His thinking was straightforward.
He says: "If the hosepipe is bulging, I must get some insulation tape and wrap it round the outside of the hosepipe to stop it bulging.
"It's that crude and simple, and we have all done it in our gardens."
Persuading surgeons he might be able to improve upon their techniques was not easy. But he managed to convince Prof Tom Treasure, then at Guy's Hospital London, and Prof John Pepper, of the Royal Brompton Hospital, London, that they may be able to learn a thing or two from engineering techniques.
The process took a growing team three years to perfect. The result would be a personalised sleeve that is stitched snugly around the enlarged vessel, providing structural support and preventing it from growing any bigger.
The sleeve is made of a medical-grade mesh, using material that has been used to suture wounds for many years.
The team hypothesised that by putting the sleeve on the outside - rather than the inside - of the aorta, they would reduce the complexity of the surgery needed, there would be no need for anti-clotting drugs and there would be less time under the knife.

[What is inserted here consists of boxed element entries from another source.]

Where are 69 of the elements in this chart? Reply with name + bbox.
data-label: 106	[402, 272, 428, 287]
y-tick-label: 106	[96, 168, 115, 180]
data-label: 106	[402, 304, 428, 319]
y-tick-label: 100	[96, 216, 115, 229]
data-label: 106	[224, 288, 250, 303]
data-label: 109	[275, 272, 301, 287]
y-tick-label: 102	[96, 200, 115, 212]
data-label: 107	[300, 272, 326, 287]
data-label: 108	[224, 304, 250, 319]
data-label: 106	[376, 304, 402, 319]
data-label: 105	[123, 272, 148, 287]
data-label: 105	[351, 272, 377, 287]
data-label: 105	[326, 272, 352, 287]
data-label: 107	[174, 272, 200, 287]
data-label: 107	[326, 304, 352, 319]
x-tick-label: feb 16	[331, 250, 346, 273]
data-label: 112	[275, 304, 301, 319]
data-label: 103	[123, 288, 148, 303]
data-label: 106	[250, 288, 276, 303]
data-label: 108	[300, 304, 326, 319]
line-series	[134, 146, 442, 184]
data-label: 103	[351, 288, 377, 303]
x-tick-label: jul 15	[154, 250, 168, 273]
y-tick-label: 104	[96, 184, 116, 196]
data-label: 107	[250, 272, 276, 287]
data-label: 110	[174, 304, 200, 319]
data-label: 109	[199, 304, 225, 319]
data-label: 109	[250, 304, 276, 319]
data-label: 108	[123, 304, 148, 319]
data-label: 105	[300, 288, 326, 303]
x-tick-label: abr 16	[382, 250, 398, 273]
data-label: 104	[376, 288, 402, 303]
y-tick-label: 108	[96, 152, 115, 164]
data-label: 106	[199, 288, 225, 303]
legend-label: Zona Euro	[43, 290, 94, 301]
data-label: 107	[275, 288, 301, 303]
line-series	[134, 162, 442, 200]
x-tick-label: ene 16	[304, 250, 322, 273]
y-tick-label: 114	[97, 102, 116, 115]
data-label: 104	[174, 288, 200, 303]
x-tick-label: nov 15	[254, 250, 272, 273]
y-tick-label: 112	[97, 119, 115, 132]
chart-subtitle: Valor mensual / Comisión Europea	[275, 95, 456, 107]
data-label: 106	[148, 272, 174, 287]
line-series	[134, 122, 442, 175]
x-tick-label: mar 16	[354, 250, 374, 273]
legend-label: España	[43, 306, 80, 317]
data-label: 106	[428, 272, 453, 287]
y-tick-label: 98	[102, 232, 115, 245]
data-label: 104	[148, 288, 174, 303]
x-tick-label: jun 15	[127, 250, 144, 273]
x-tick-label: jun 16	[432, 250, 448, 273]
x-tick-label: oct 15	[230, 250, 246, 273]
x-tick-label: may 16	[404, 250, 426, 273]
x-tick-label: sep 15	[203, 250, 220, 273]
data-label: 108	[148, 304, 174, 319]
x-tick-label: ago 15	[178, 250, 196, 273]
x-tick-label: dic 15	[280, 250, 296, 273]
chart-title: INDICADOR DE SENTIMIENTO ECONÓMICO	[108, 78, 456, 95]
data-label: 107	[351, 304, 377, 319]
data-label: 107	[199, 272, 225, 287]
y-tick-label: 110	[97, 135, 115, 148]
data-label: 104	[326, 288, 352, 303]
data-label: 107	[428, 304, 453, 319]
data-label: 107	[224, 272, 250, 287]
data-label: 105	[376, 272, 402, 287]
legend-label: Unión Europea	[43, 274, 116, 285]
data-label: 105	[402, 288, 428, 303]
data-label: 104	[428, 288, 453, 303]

And four years on from its inception, they were ready for the next big step - Mr Golesworthy would be the first guinea pig for his device.
Although they had had several dry runs of the operation, he remembers it as the scariest day of his life.
He says: "I have spent my entire professional life project-managing various projects but of course this one was completely different. It was me that was going to be on the slab at the end of it."
The two-hour operation was carried out at the Royal Brompton Hospital. Nine years on, Mr Golesworthy's aorta has not grown in size.
"All of a sudden my aorta is now fixed, I began to breathe easy and sleep well and relax in a way that I hadn't done for years and years before," he says.
Mr Golesworthy says his motivation at the beginning of this project was entirely selfish, but the team has now been able to offer the tailor-made sleeves to more than 40 patients in London, the John Radcliffe Hospital, Oxford and the Leuven University Hospital in Belgium.
Andrew Ellis, who had his procedure at the Royal Brompton Hospital, London, knew cardiac surgery was on the cards for a long time.
His biological father had died with the condition in his early twenties so he was acutely aware of the risks of not having treatment. But like Mr Golesworthy, Mr Ellis wasn't keen on long and intrusive surgery or life-long medication.
He had the procedure using Mr Golewsorthy's device in 2007. Five years later, his latest scan showed his aorta had not grown in size.
"Tal's invention has taken away the looming threat of a major operation that was hanging over me for so long," he said.
Like any other surgery however, it is not without risk. For the majority it has worked well so far, but one person died of complications during the operation.
Prof Graham Cooper, consultant cardiac surgeon at Sheffield Teaching Hospital NHS Trust, who was not involved in the project, says: "Mr Golesworthy is a brilliant engineer and is very far-sighted. It is a real achievement to get such innovation into the NHS.
"But we have been doing the traditional operation for over 20 years and it is proven to be very safe and effective we know it stops people from dying.
"This new operation may have some advantages - it may mean patients have less time in hospital and undergo a less complex procedure - but it will still be a long time before we have the data to compare different approaches. We need a robust trial of all the options available before we know its true place."
Mr Golesworthy says the next step must be just that. He has recently put a call out in the European Heart Journal to bring together researchers in the field and put his device to the test.